From the Office of Senator Kerry

Tribute to Senator Edward M. Kennedy

Thursday, March 14, 2002

Mr. President, Several days ago my senior colleague and friend Ted Kennedy celebrated his 70th birthday, and recorded a milestone quite extraordinary -- almost forty years of service to Massachusetts and his country in the United States Senate.

Sen. Kennedy started his career by setting quite a high standard when it comes to birthdays - it was when he reached the minium Constitutional age, thirty, that he first came to the United States Senate -- one of just 16 Senators among thousands in American history to be elected to the Senate at such a tender age. But what we celebrate today -- Democrats and Republicans, all in awe of a lifetime of achievement -- is the way in which literally every year since he's been marking the passage of time by passing landmark legislation.

The Boston Globe put it best, writing not long ago that "in actual, measurable impact on the lives of tens of millions of working families, the elderly, and the needy, Ted belongs in the same sentence with Franklin Roosevelt."

That sentence is not constructed lightly -- it is the measure of a public servant who doesn't know the meaning of the words 'you can't pass it' - 'it can't happen'-- 'impossible.'

It is the measure of a United States Senator who -- on every issue of importance: health care, children, education, civil rights, choice - can always be count on to be in the lead, challenging on the issues, and fighting for the principles which guide our party and lift up our country.

As all of you here know, Ted is an extraordinary public servant not only because he knows who he is, and sticks to his guns, never bending with the political currents -- but because he has in his life and in his career proven again and again that progress doesn't happen by accident, it doesn't happen when you stick to the text of the latest opinion poll or the whispers of the morning focus group, it happens when leaders define and fight the fights that need fighting - when public servants of conscience and conviction refuse to take no for an answer.
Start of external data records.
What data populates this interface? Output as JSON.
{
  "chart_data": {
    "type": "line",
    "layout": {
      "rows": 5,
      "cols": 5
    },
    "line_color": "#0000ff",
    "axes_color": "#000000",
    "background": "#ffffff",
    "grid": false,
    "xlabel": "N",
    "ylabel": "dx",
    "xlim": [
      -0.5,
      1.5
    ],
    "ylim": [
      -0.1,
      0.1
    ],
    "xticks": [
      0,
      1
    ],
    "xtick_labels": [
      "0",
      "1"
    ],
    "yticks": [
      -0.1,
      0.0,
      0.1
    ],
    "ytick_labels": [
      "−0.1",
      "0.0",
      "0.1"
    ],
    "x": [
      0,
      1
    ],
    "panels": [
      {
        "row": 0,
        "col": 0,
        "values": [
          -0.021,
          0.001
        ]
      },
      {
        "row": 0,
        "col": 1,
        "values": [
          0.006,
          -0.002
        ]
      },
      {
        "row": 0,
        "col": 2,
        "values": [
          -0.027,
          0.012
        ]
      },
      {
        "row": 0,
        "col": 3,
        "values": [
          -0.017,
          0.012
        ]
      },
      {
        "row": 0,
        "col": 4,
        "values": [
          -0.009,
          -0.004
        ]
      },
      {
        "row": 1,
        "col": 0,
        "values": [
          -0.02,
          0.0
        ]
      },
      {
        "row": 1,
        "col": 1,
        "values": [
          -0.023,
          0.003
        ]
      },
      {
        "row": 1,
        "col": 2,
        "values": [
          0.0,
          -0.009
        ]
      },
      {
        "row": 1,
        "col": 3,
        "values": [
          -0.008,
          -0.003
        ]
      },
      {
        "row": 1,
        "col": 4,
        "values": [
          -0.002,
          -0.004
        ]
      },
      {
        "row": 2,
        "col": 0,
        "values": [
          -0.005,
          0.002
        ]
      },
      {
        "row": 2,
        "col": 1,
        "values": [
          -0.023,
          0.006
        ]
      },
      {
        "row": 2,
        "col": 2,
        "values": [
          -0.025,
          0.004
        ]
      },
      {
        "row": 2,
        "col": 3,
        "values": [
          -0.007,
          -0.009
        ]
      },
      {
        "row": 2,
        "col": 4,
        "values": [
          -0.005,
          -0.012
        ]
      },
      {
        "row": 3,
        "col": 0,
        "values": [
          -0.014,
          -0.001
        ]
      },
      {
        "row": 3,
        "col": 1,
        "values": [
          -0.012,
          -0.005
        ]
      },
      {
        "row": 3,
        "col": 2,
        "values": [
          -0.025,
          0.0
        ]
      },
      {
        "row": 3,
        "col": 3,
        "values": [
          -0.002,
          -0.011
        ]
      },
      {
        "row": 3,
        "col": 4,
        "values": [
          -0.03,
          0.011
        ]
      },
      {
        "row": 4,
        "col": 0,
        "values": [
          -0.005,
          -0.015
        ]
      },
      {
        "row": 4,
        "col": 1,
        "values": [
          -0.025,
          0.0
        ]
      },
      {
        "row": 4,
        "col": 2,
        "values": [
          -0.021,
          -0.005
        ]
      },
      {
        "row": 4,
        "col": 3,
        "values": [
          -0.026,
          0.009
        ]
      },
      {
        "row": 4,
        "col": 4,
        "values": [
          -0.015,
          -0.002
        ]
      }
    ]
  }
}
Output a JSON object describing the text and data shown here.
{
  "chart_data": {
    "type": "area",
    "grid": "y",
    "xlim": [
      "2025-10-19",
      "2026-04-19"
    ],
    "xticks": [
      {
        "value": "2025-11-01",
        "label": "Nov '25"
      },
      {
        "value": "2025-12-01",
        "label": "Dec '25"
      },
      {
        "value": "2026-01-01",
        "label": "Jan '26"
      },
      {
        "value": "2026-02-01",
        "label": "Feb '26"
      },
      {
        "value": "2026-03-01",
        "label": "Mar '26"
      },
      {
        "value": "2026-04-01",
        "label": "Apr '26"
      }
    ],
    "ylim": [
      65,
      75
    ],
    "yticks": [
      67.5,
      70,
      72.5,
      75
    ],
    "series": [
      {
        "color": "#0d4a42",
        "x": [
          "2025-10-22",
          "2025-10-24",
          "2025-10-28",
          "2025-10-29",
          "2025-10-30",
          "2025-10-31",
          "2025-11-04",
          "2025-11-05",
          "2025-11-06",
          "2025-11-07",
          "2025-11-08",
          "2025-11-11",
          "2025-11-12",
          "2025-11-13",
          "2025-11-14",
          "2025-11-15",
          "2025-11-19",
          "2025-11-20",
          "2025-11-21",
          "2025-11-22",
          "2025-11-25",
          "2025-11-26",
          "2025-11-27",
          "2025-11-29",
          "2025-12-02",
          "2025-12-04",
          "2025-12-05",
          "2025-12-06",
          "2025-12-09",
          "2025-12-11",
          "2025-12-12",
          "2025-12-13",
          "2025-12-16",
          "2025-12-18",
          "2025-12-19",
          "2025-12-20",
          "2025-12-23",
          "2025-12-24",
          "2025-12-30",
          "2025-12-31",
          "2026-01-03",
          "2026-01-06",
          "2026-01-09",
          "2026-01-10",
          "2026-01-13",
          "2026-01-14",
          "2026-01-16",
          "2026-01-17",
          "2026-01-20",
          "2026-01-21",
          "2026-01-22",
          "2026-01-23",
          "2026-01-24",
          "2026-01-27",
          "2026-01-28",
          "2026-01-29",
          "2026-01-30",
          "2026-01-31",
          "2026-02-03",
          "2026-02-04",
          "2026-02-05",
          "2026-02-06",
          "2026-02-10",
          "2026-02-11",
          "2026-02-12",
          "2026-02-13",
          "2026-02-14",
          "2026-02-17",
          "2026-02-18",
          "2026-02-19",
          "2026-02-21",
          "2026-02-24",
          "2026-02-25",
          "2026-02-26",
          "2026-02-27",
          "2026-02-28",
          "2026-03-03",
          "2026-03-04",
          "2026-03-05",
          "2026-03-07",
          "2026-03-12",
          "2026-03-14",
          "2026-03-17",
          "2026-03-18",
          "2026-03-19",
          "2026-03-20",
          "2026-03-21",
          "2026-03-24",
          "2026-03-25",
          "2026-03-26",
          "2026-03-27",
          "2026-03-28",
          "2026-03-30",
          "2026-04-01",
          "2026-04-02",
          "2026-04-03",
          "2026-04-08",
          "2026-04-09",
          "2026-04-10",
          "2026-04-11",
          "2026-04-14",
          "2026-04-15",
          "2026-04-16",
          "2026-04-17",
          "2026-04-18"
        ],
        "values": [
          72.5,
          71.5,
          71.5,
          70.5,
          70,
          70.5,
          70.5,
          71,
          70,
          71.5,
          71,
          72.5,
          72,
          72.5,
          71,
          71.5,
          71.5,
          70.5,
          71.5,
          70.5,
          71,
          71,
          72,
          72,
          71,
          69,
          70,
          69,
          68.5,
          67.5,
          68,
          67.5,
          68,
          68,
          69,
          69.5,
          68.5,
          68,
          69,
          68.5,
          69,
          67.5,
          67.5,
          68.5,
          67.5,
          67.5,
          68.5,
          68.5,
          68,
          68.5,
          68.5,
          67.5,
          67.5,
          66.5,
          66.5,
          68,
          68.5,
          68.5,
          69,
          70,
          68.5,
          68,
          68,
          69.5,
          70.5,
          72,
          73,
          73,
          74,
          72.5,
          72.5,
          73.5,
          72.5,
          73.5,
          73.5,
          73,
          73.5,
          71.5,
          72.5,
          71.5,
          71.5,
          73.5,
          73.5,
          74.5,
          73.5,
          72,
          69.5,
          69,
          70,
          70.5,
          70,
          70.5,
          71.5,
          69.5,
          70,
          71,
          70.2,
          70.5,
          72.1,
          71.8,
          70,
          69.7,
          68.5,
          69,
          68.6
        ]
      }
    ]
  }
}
That is why for Ted Kennedy, the 'cause' has not just 'endured' - but triumphed, again and again.

Agree with him or not, and we all know that Ted has never been afraid to be a majority of one, Ted is such an extraordinary leader because he has excelled while completing the work in the United States Senate that so many others were afraid to begin.

And, ironically, in being a standard-bearer for an ideal, Ted has become -- as Clymer wrote -- "not just the leading senator of his time, but one of the greats in its history, wise in the workings of this singular institution, especially its demand to be more than partisan to accomplish much."

His partnerships with his fellow Senators are well-known and oft-recited, testimony to his skill and to his convictions. From Howard Baker, Jacob Javits, and Hugh Scott to Arlen Specter, Dan Quayle, Orrin Hatch, Alan Simpson, and Nancy Kassebaum - Ted has never hesitated to cross the aisle to accomplish his goals - to further a common agenda -- finding always -that ideologies, however incompatible according to conventional wisdom - can be put aside for a greater good when Senators - however different - work in good faith to make their country a better place, to improve the lives of their fellow Americans.

Ted has always believed you can put aside partisanship - push away division - and that faith has mattered most in some of the most trying and divisive times our nation has endured.

I remember to this day that more than thirty years ago, after I'd come home from Vietnam to find that few of our leaders were willing to listen, and even fewer were willing to reconcile the promises made to our soldiers when we left for Vietnam. Ted Kennedy was among the brave few who listened to the veterans describe the realities we'd found there .

He reached out and demonstrated -- in actions as well as words -- that as much as we had a right to tell truths many would've preferred we left unspoken, government had a responsibility to listen.

He's listening still - to the voices his conscience tells him must never be ignored.

He hears of children who go through their early years without health care and come to school unable to learn. And he's made their care his crusade. And so millions more children see a doctor today because of Ted Kennedy - and millions more will before he's done.

He hears of workers sweating it out - punching a time clock - doing back-breaking work over the course of a lifetime. And he's made their economic security his agenda. And so millions of workers have seen wages increased over partisan objections, seen pensions protected when others said leave it to the market, and seen a safe workplace and the right to organize put back on the nation's agenda - and these issues will again and again be advanced by Ted Kennedy.

That is the drive - the passion - the special commitment we celebrate today - not a new ideology or a new age vision, but an age old belief that Americans have a responsibility to each other - that America is still in the process of becoming - and that we are privileged to serve here to make that dream real for all Americans.

These are the qualities that make Ted Kennedy the lion of the Senate, that make him the most prolific legislator in American History, and make him, above all, the very embodiment of the word his brother Robert said was the most meaningful in all the English language - a great citizen. For that and so much more, we honor our friend and our colleague Ted Kennedy.